The article “Why IT Fumbles Analytics” by Donald A. Marchand and Joe Peppard from 2013, still rings true today. As with the article cited above by Wilder-James, the emphasis here is with the work necessary to ensure that new data and analytical capabilities succeed, but the emphasis shifts to “figuring out how to use the information (the new system) generates to make better decisions or gain deeper…insights into key aspects of the business.” The heart of managing the effort in providing this capability is to put into place a project organization, as well as systems and procedures, that will support the organizational transformation that will occur as a result of the explosion of new analytical capability.

The days of simply buying an off-the-shelf silo-ed “tool” and automating a specific manual function are over, especially for organizations that wish to be effective and competitive–and more profitable–in today’s data and analytical environment. A more comprehensive and collaborative approach is necessary. As with the DalleMule and Davenport article, there is a very useful graphic that contrasts traditional IT project approaches against Analytics and Big Data (or perhaps “Bigger” Data) Projects. Though the prescriptions in the article assume an earlier concept of Big Data optimization focused on non-structured data, thereby making some of these overkill, an implementation plan is essential in supporting the kind of transformation that will occur, and managers act at their own risk if they fail to take this effect into account.

All of the other articles in this OnPoint issue are of value.
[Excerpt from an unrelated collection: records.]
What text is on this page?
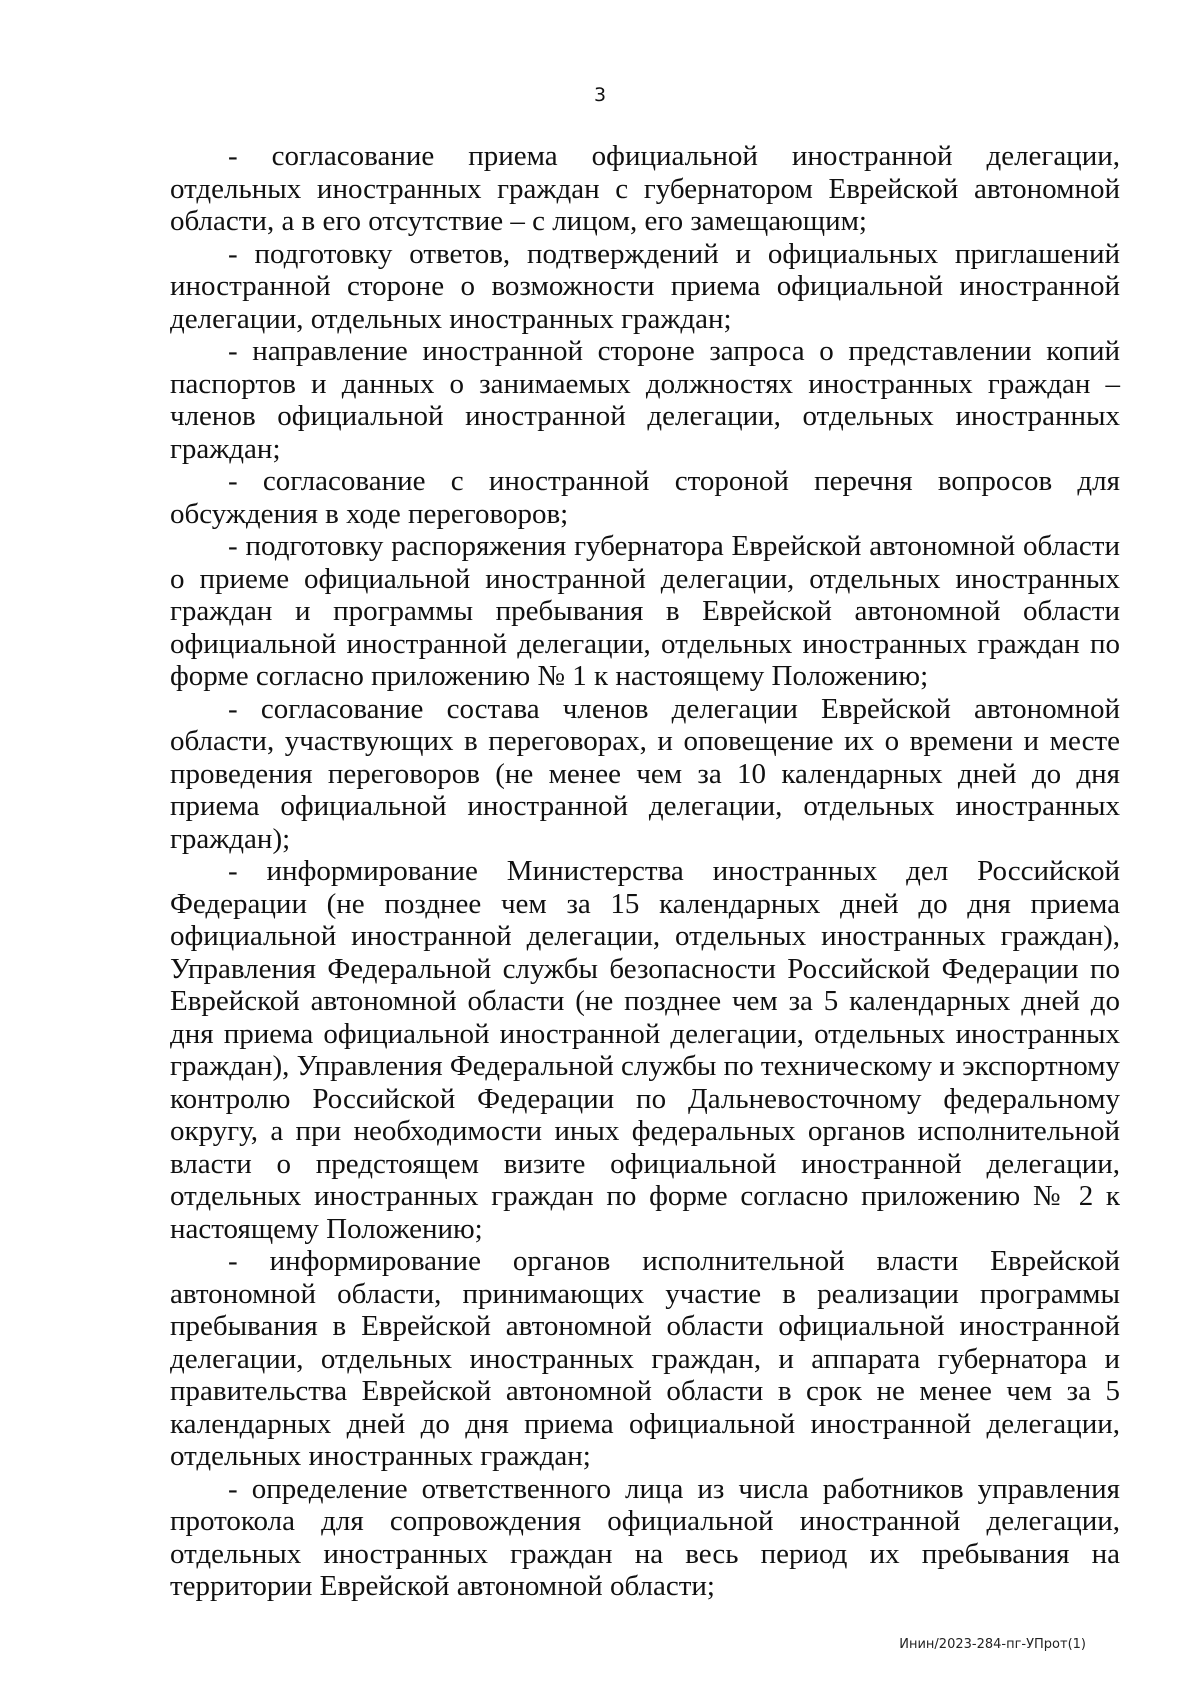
3

- согласование приема официальной иностранной делегации, отдельных иностранных граждан с губернатором Еврейской автономной области, а в его отсутствие – с лицом, его замещающим;

- подготовку ответов, подтверждений и официальных приглашений иностранной стороне о возможности приема официальной иностранной делегации, отдельных иностранных граждан;

- направление иностранной стороне запроса о представлении копий паспортов и данных о занимаемых должностях иностранных граждан – членов официальной иностранной делегации, отдельных иностранных граждан;

- согласование с иностранной стороной перечня вопросов для обсуждения в ходе переговоров;

- подготовку распоряжения губернатора Еврейской автономной области о приеме официальной иностранной делегации, отдельных иностранных граждан и программы пребывания в Еврейской автономной области официальной иностранной делегации, отдельных иностранных граждан по форме согласно приложению № 1 к настоящему Положению;

- согласование состава членов делегации Еврейской автономной области, участвующих в переговорах, и оповещение их о времени и месте проведения переговоров (не менее чем за 10 календарных дней до дня приема официальной иностранной делегации, отдельных иностранных граждан);

- информирование Министерства иностранных дел Российской Федерации (не позднее чем за 15 календарных дней до дня приема официальной иностранной делегации, отдельных иностранных граждан), Управления Федеральной службы безопасности Российской Федерации по Еврейской автономной области (не позднее чем за 5 календарных дней до дня приема официальной иностранной делегации, отдельных иностранных граждан), Управления Федеральной службы по техническому и экспортному контролю Российской Федерации по Дальневосточному федеральному округу, а при необходимости иных федеральных органов исполнительной власти о предстоящем визите официальной иностранной делегации, отдельных иностранных граждан по форме согласно приложению № 2 к настоящему Положению;

- информирование органов исполнительной власти Еврейской автономной области, принимающих участие в реализации программы пребывания в Еврейской автономной области официальной иностранной делегации, отдельных иностранных граждан, и аппарата губернатора и правительства Еврейской автономной области в срок не менее чем за 5 календарных дней до дня приема официальной иностранной делегации, отдельных иностранных граждан;

- определение ответственного лица из числа работников управления протокола для сопровождения официальной иностранной делегации, отдельных иностранных граждан на весь период их пребывания на территории Еврейской автономной области;

Инин/2023-284-пг-УПрот(1)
The bottom line, as I have written in the past, is to keep a focus on solving business challenges, rather than buying the new bright shiny object. Alternatively, in today’s business environment the day that business decision-makers can afford to stay within their silo-ed comfort zone are phasing out very quickly, so they need to shift their attention to those solutions that address these new realities.
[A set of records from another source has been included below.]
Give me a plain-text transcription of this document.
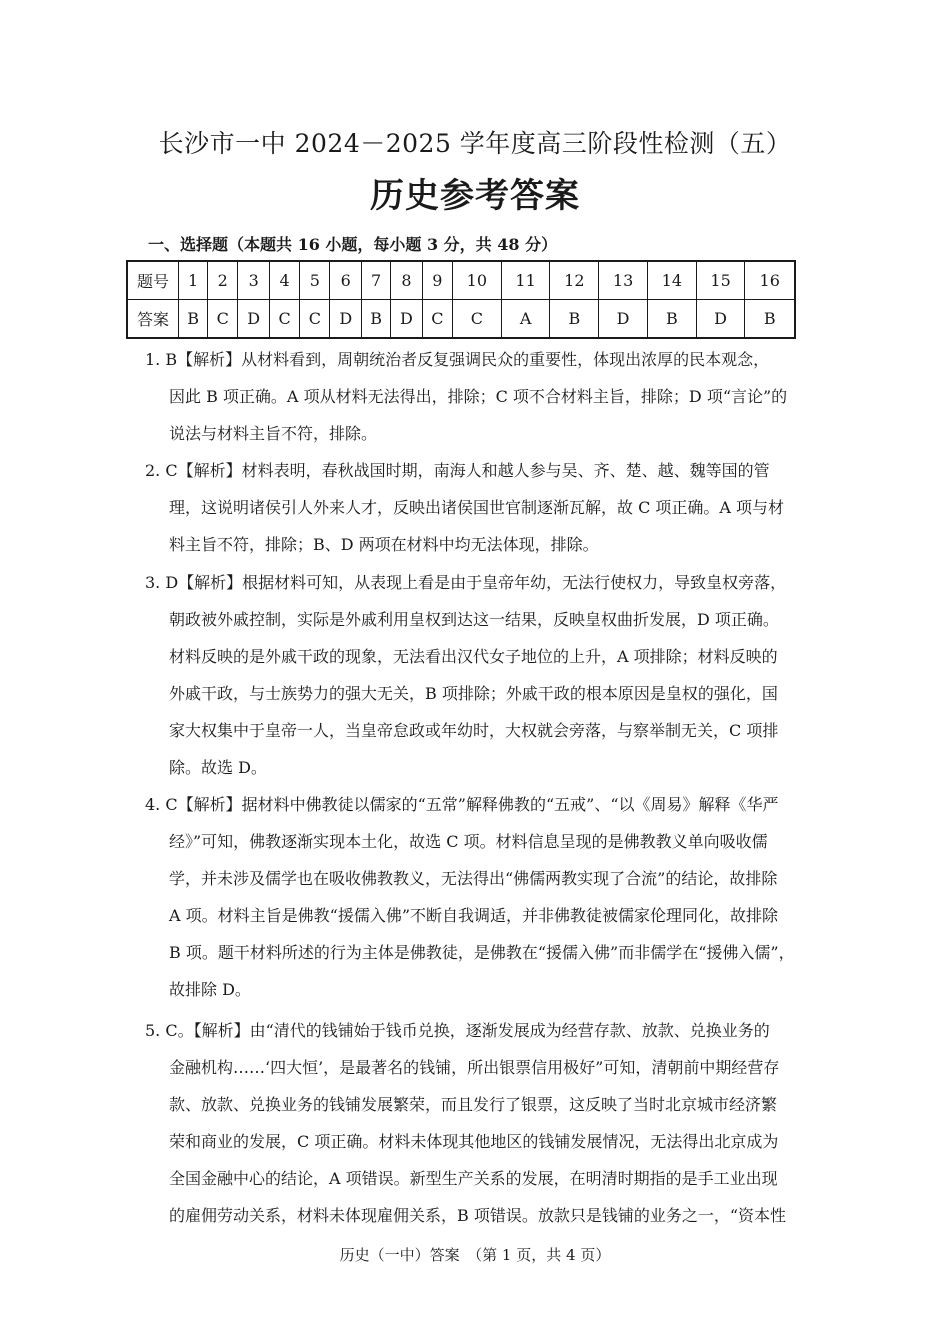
长沙市一中 2024－2025 学年度高三阶段性检测（五）
历史参考答案
一、选择题（本题共 16 小题，每小题 3 分，共 48 分）
题号	1	2	3	4	5	6	7	8	9	10	11	12	13	14	15	16
答案	B	C	D	C	C	D	B	D	C	C	A	B	D	B	D	B
1. B【解析】从材料看到，周朝统治者反复强调民众的重要性，体现出浓厚的民本观念，
因此 B 项正确。A 项从材料无法得出，排除；C 项不合材料主旨，排除；D 项“言论”的
说法与材料主旨不符，排除。
2. C【解析】材料表明，春秋战国时期，南海人和越人参与吴、齐、楚、越、魏等国的管
理，这说明诸侯引人外来人才，反映出诸侯国世官制逐渐瓦解，故 C 项正确。A 项与材
料主旨不符，排除；B、D 两项在材料中均无法体现，排除。
3. D【解析】根据材料可知，从表现上看是由于皇帝年幼，无法行使权力，导致皇权旁落，
朝政被外戚控制，实际是外戚利用皇权到达这一结果，反映皇权曲折发展，D 项正确。
材料反映的是外戚干政的现象，无法看出汉代女子地位的上升，A 项排除；材料反映的
外戚干政，与士族势力的强大无关，B 项排除；外戚干政的根本原因是皇权的强化，国
家大权集中于皇帝一人，当皇帝怠政或年幼时，大权就会旁落，与察举制无关，C 项排
除。故选 D。
4. C【解析】据材料中佛教徒以儒家的“五常”解释佛教的“五戒”、“以《周易》解释《华严
经》”可知，佛教逐渐实现本土化，故选 C 项。材料信息呈现的是佛教教义单向吸收儒
学，并未涉及儒学也在吸收佛教教义，无法得出“佛儒两教实现了合流”的结论，故排除
A 项。材料主旨是佛教“援儒入佛”不断自我调适，并非佛教徒被儒家伦理同化，故排除
B 项。题干材料所述的行为主体是佛教徒，是佛教在“援儒入佛”而非儒学在“援佛入儒”，
故排除 D。
5. C。【解析】由“清代的钱铺始于钱币兑换，逐渐发展成为经营存款、放款、兑换业务的
金融机构……‘四大恒’，是最著名的钱铺，所出银票信用极好”可知，清朝前中期经营存
款、放款、兑换业务的钱铺发展繁荣，而且发行了银票，这反映了当时北京城市经济繁
荣和商业的发展，C 项正确。材料未体现其他地区的钱铺发展情况，无法得出北京成为
全国金融中心的结论，A 项错误。新型生产关系的发展，在明清时期指的是手工业出现
的雇佣劳动关系，材料未体现雇佣关系，B 项错误。放款只是钱铺的业务之一，“资本性
历史（一中）答案　（第 1 页，共 4 页）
So why do this apart from the fancy term “data optimization”? Well, because there is a direct return-on-investment in transforming organizations and systems to data-driven ones. At the end of the day the economics win out. Thus, our organizations must be prepared to support and have a plan in place to address the core effects of new data-analytics and Big Data technology:

a. The management and organizational transformation that takes place when deploying the new technology, requiring proactive socialization of the changing environment, the teaching of new skill sets, new ways of working, and of doing business.

b. Supporting transformation from a sub-optimized silo-ed “tell me what I need to know” work environment to a learning environment, driven by what the data indicates, supporting the skills cited above that include intellectual curiosity, engaging domain expertise, and building cross-domain competencies.

c. A practical plan that teaches the organization how best to use the new capability through a practical, hands-on approach that focuses on addressing specific business challenges.